Mas ontem, quando o UOL foi procurá-la, encontrou uma mulher que vive de favor em uma comunidade e que é mãe solo e alimenta três filhos pequenos com R$ 740 por mês com o Bolsa Família.
Ela contou para a reportagem que passou fome algumas vezes. Se você acha que essa conta não fecha, não está sozinho. Edna também não entende.
E é por isso que, desde a última terça-feira (21), ela tem medo de morrer. O UOL conheceu Edna na manhã de quinta-feira no Jardim Caraminguava, em Peruíbe, no litoral de São Paulo, após procurá-la pelas ruas do bairro.
Ela tem 23 anos, cria um bebê recém-nascido e outras duas crianças, de quatro e seis anos, e alguns cachorros vira-latas. Tudo isso em condição de pobreza. Segundo os amigos, tem chorado sem parar desde que seu nome apareceu no noticiário.
Tem medo de ser presa ou morta. Estou muito preocupada. Já passei muito mal hoje porque eu não consigo tirar isso da minha cabeça.
Tenho três filhos pra criar. E se alguém me matar por algo que nem fiz? Edna Oliveira dos Santos Ela é uma peça na polêmica que envolve Corinthians, a patrocinadora Vai de Bet e uma empresa que aparece no contrato como a ligação entre os dois.

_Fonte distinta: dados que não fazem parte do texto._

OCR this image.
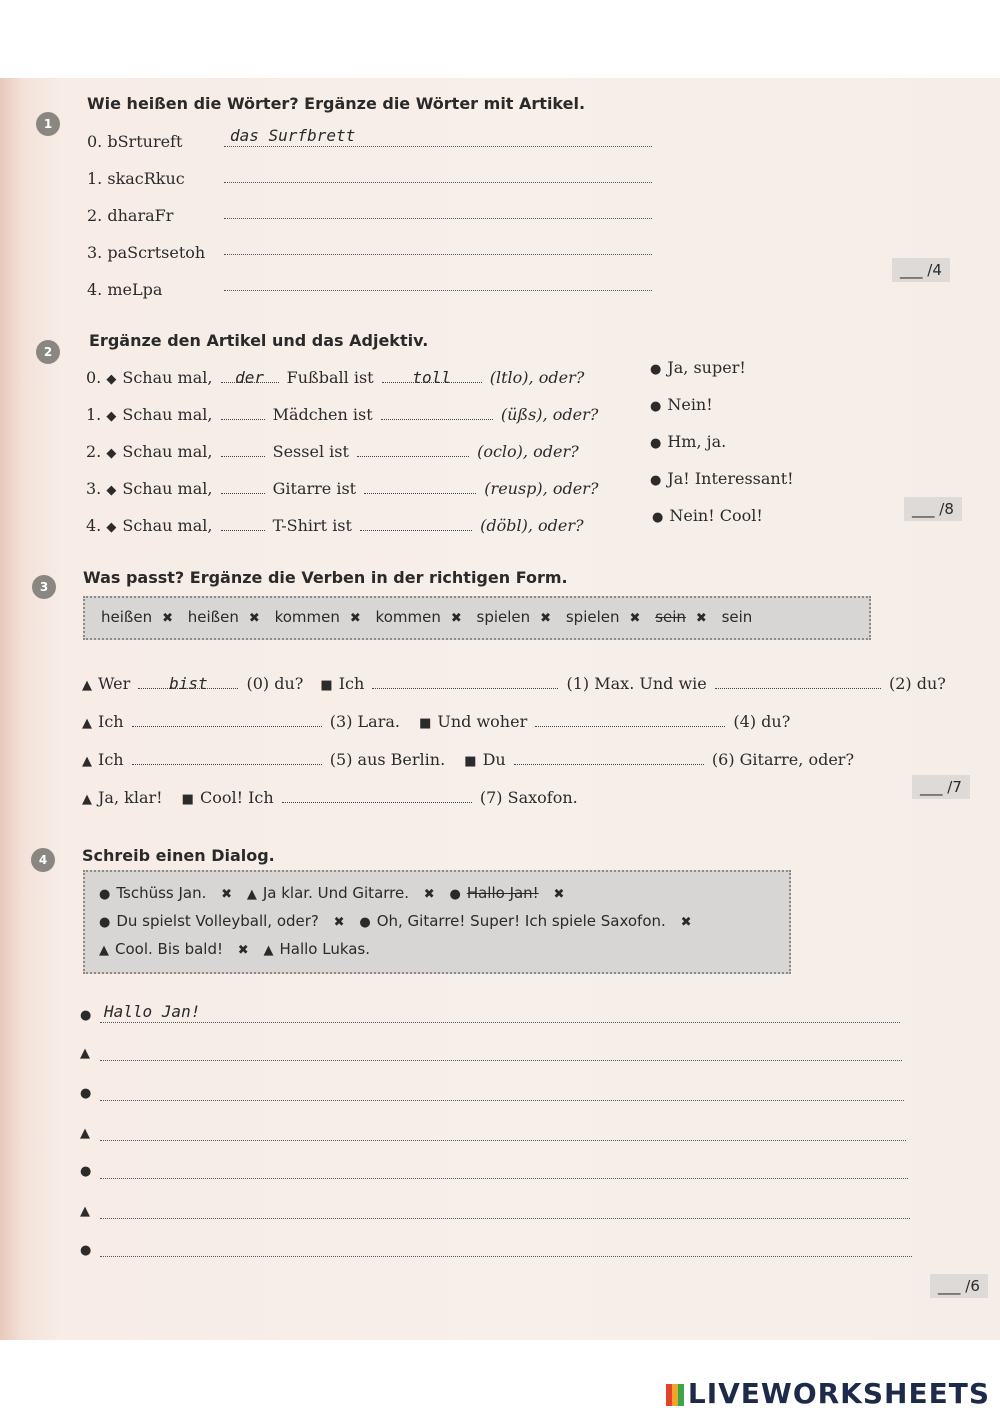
1
Wie heißen die Wörter? Ergänze die Wörter mit Artikel.
0. bSrtureft	das Surfbrett
1. skacRkuc
2. dharaFr
3. paScrtsetoh
4. meLpa
___ /4
2
Ergänze den Artikel und das Adjektiv.
0. ◆ Schau mal, der Fußball ist toll (ltlo), oder?	● Ja, super!
1. ◆ Schau mal,	Mädchen ist	(üßs), oder?	● Nein!
2. ◆ Schau mal,	Sessel ist	(oclo), oder?	● Hm, ja.
3. ◆ Schau mal,	Gitarre ist	(reusp), oder?	● Ja! Interessant!
4. ◆ Schau mal,	T-Shirt ist	(döbl), oder?	● Nein! Cool!	___ /8
3	Was passt? Ergänze die Verben in der richtigen Form.
heißen ✖ heißen ✖ kommen ✖ kommen ✖ spielen ✖ spielen ✖ sein ✖ sein
▲ Wer bist (0) du? ■ Ich	(1) Max. Und wie	(2) du?
▲ Ich	(3) Lara. ■ Und woher	(4) du?
▲ Ich	(5) aus Berlin. ■ Du	(6) Gitarre, oder?
▲ Ja, klar! ■ Cool! Ich	(7) Saxofon.
___ /7
4	Schreib einen Dialog.
● Tschüss Jan. ✖ ▲ Ja klar. Und Gitarre. ✖ ● Hallo Jan! ✖
● Du spielst Volleyball, oder? ✖ ● Oh, Gitarre! Super! Ich spiele Saxofon. ✖
▲ Cool. Bis bald! ✖ ▲ Hallo Lukas.
● Hallo Jan!
▲
●
▲
●
▲
●
___ /6
LIVEWORKSHEETS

Na terça-feira, a coluna de Juca Kfouri, no UOL , publicou que a empresa que fez a intermediação do contrato, chamada Rede Social Media Design, recebeu R$ 1,4 milhão do clube e repassou R$ 1,042 milhão a uma terceira empresa, chamada Neoway Soluções Integradas em Serviços (não confundir com a Neoway, empresa catarinense de big data). Edna aparece como proprietária da Neoway Soluções nos documentos oficiais. Edna diz estar surpresa com seu envolvimento no caso. Ela é corintiana, assim como os vizinhos, mas diz que jamais encontrou ninguém relacionado ao clube em toda vida. Também nega ter assinado qualquer papel para abrir uma empresa em seu nome. Sua casa é de tijolos aparentes, tem cerca de nove metros quadrados e não tem saneamento básico.
Ao lado, em uma casa parecida, vivem sua mãe e o padrasto. O pai de um dos filhos está preso. O dos outros, ela não sabe onde está. Os dois perderam contato. Edna disse à reportagem - e mostrou vídeo para corroborar, assim como fizeram seus vizinhos — que recebeu a visita de uma mulher desconhecida na noite do dia 30 de abril. Nesse dia, ela conta, soube que a empresa Neoway Soluções, com capital social de R$ 180 mil, está em seu nome. "Moro de favor, só tenho auxílio. Já passei fome", disse. Edna também contou que, antes da ajuda governamental, trabalhava em um quiosque. Mas não tem ocupação desde janeiro de 2022, quando entrou para o programa federal.
Segundo ela, o único lugar em que coloca sua assinatura todos os meses é no banco, justamente para receber o dinheiro do governo e conseguir sobreviver.